Caribbean citizens celebrated in August as the Barbuda Council—part of the twin-island nation of Antigua and Barbuda—signed a sweeping set of new ocean management regulations for Barbuda that zone its coastal waters, strengthen its fisheries management, and establish a network of marine sanctuaries. These transformative regulations follow 17 months of extensive community consultation, scientific research, and dedication by the Barbudans with support by the Waitt Institute and its partners. The Environmental Law Institute (ELI), which led the legal analysis and drafting for the project—the Barbuda Blue Halo Initiative—played a key part in supporting this landmark achievement. According to ELI Ocean Program Co-Director Kathryn Mengerink, “Barbuda is an incredible place with a community dedicated to sustainably managing its important ocean resources.  We had the opportunity to help draft the legal language—language that was based on the needs of the community, the function of the ecosystem, and the hard work of the Barbuda Council, the Waitt Institute, and the many partners who contributed to the Initiative’s success.”

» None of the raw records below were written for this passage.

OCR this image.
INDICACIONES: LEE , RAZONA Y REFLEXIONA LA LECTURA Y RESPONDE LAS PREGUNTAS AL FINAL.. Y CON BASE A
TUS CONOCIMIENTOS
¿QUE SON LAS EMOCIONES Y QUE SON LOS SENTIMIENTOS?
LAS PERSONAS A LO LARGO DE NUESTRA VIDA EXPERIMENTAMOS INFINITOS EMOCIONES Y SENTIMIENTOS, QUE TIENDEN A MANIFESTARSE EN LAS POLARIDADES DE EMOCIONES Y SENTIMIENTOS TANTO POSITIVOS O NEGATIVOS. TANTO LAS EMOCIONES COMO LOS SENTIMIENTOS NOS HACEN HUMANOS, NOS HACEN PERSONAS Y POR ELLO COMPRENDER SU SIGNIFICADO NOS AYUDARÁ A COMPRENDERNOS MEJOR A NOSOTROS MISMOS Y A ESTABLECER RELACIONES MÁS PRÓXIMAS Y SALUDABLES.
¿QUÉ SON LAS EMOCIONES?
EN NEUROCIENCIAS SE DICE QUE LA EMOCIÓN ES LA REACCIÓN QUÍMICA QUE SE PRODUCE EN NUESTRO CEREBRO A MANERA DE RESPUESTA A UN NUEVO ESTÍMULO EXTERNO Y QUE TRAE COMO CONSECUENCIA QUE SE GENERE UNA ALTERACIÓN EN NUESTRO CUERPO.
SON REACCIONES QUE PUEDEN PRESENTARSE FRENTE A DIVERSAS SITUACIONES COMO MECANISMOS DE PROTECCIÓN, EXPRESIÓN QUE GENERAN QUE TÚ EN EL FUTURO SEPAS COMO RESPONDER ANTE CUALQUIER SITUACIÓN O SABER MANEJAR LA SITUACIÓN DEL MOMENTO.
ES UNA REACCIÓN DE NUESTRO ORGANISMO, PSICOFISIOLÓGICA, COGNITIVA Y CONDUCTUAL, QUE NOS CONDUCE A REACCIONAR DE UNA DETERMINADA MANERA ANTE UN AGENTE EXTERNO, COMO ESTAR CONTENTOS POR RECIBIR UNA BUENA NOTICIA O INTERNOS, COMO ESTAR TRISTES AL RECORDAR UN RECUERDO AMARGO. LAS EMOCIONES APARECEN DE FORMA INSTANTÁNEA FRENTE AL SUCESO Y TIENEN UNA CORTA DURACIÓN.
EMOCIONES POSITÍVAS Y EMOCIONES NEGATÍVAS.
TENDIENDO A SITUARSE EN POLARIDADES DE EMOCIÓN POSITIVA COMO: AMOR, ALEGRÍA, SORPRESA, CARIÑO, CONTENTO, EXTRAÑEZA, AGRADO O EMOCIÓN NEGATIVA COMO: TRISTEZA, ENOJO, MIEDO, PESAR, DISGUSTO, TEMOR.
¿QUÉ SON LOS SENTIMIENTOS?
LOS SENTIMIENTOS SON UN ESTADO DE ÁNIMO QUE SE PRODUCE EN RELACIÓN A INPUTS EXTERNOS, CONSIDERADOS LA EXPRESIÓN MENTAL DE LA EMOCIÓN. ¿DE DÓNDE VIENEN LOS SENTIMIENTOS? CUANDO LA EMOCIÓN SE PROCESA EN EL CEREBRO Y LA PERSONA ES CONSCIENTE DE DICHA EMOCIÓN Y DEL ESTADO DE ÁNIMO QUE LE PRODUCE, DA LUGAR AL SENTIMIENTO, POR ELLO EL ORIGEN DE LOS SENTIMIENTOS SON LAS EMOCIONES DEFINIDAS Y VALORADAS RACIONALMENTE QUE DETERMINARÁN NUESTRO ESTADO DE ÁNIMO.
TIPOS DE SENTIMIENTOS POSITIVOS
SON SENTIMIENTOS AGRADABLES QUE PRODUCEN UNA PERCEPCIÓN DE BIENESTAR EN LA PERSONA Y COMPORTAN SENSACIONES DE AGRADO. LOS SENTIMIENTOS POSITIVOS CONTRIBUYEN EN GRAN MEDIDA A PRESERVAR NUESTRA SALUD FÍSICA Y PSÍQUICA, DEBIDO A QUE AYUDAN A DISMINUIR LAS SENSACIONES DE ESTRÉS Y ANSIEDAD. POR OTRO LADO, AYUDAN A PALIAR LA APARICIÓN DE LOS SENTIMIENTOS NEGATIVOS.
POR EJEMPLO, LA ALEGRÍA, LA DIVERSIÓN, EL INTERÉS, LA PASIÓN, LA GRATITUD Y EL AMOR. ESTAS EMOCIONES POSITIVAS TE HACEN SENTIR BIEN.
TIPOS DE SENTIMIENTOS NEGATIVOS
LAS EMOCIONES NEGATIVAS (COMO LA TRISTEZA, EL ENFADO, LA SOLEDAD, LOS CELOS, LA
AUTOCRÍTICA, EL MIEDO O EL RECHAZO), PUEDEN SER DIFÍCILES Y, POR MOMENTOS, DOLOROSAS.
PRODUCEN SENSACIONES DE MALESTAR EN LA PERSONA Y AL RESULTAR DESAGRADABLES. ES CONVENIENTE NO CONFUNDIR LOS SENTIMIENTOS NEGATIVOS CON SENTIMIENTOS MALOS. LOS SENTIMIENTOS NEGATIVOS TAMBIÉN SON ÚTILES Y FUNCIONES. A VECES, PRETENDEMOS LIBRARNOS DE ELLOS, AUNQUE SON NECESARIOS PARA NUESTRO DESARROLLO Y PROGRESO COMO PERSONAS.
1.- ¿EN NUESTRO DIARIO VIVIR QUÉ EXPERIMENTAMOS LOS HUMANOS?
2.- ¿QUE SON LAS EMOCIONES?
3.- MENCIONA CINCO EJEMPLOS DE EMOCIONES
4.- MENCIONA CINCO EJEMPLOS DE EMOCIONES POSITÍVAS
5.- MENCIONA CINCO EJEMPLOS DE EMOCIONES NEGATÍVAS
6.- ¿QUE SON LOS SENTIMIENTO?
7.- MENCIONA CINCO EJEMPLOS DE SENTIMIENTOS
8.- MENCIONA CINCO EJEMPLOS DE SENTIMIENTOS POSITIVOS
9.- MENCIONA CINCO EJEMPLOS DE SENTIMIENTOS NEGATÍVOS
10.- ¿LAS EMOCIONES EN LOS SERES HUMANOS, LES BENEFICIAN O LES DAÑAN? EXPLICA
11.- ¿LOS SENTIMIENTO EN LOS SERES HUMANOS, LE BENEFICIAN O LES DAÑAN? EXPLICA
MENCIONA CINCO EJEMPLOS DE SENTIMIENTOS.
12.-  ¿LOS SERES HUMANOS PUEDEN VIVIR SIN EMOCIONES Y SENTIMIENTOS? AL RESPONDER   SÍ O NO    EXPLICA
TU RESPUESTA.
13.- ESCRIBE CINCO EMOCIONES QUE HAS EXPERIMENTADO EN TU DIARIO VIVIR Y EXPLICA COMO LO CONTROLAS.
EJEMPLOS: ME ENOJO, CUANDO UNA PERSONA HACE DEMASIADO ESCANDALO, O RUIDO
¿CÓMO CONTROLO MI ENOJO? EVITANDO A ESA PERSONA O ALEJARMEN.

As described by the Waitt Institute, the new regulations “establish five marine sanctuaries, collectively protecting 33% (139 km2) of the coastal area, to enable fish populations to rebuild and habitats to recover. To restore the coral reefs, catching parrotfish and sea urchins has been completely prohibited, as those herbivores are critical to keeping algae levels on reefs low so coral can thrive. Barbuda is the first Caribbean island to put either of these bold and important measures in place.”

‘This will definitely benefit the people of Barbuda, and Antigua as well. No part of this is meant to hurt fishers. It's the reverse—ensuring that they have a livelihood that will last in perpetuity,’ said Arthur Nibbs, Chairman of the Barbuda Council and Antigua and Barbuda Minister of Fisheries.” 

The new policies on sustainable fisheries propel the island nation to the forefront of Caribbean ocean conservation efforts and serve as a model for all nations. ELI Senior Attorney Read Porter points out, “this is the first step in achieving ocean and economic health.  Next the hard work starts—implementing the regulations and achieving compliance with them.” ELI looks forward to supporting Antigua and Barbuda as the nation continues to manage marine resources to create sustainable livelihoods for its citizens.